The early symptoms of molar pregnancy are very similar to a normal pregnancy. As the weeks pass by, you will have some vaginal bleeding, which might be anywhere between your 6th or 16th week of pregnancy. Other symptoms such as severe nausea, vomiting, abdominal swelling will also be present. Your HCG levels would higher than the usual pregnancy level.


Medical termination of the fetus is the suggested treatment for Molar Pregnancy. D & C (Dilation and curettage), which is a minor operation, will be performed to remove the tissue. In some cases, you might be given medicines to miscarry and the resulting tissue would come out during your periods. You will also be required to periodically your blood and urine for the HCG levels, which should show zero once the tissue, is out of the body.

Regular health check ups and monitoring will be required up to six months after the termination of molar pregnancy. This is because the invasive moles are likely to affect your other organs even after the pregnancy has been terminated. Invasive moles are basically molar tissue that has grown into the muscle layer of uterus. If you are still experiencing vaginal bleeding after the operation, it could be because of the invasive mole. You can develop invasive moles even after a partial molar pregnancy. But this is completely curable with drugs and appropriate treatment. In cases where the invasive mole has spread in uterus, you will have to undergo a chemotherapy treatment.

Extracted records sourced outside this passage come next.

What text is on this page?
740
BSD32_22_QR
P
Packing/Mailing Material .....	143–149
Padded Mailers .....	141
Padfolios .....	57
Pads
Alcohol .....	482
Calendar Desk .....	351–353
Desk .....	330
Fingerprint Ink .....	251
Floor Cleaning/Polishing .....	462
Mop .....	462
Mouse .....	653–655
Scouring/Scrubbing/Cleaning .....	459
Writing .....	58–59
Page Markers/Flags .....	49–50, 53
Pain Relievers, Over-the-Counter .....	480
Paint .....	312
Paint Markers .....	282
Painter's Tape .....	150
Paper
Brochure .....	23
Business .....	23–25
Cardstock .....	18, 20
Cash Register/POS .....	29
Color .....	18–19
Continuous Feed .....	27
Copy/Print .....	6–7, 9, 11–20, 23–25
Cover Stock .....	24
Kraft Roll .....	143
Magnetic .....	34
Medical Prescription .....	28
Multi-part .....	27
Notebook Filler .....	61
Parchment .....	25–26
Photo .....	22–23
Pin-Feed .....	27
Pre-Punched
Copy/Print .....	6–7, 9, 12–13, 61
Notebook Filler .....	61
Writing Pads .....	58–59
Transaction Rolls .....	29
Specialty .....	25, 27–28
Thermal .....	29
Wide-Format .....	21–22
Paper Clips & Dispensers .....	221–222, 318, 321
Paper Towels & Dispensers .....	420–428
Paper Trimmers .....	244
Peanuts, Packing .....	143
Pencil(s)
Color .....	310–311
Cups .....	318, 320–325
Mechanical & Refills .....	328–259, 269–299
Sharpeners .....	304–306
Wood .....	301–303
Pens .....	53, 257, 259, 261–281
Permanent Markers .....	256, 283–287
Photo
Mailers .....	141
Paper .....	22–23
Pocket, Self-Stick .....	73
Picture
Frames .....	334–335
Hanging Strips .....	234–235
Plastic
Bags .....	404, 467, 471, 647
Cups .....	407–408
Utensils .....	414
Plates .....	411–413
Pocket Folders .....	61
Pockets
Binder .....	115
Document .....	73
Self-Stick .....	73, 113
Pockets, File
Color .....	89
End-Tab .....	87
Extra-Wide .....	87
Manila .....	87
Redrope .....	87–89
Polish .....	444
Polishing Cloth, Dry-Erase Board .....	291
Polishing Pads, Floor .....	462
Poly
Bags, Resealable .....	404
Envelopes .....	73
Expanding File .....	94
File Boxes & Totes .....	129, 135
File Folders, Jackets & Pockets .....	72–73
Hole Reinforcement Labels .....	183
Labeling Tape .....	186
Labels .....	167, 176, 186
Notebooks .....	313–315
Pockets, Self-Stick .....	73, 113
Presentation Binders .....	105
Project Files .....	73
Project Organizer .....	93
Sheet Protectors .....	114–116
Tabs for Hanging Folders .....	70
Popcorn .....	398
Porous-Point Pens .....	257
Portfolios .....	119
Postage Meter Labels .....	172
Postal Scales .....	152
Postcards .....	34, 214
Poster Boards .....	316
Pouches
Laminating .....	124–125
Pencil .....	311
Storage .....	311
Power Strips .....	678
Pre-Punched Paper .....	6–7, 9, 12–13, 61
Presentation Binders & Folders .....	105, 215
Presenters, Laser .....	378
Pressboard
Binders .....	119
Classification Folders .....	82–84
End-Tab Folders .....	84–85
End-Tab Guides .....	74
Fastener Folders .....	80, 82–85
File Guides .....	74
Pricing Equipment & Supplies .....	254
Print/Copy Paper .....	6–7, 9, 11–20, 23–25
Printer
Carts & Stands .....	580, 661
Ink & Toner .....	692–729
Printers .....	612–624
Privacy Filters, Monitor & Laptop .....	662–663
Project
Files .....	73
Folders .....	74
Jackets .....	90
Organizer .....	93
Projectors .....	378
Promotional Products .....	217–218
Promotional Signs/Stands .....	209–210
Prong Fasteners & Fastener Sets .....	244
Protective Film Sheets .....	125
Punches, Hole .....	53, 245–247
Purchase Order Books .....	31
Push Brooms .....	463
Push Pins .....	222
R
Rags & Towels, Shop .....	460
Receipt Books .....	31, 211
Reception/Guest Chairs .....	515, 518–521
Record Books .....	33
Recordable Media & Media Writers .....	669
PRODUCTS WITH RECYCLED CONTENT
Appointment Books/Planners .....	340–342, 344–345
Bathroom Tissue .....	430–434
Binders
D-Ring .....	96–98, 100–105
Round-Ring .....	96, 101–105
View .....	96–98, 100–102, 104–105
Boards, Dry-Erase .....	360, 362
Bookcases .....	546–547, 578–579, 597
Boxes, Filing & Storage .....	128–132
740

Your chances of getting pregnant after a molar pregnancy are pretty good, unless there no other infertility problems. The odds of a second molar pregnancy are pretty remote. In fact, only about two percent of women have had a molar pregnancy for the second time. However, you will be required to wait for about six months before trying to conceive. Your HCG levels should be normal before you become pregnant again. If you were on chemotherapy, it would be recommended to wait for about a year before trying for a baby.

The fear of losing yet another baby is a nightmare for any woman. Be frank and open to your doctor about your fears. Talk to other women who have had molar pregnancy and share your experience with them.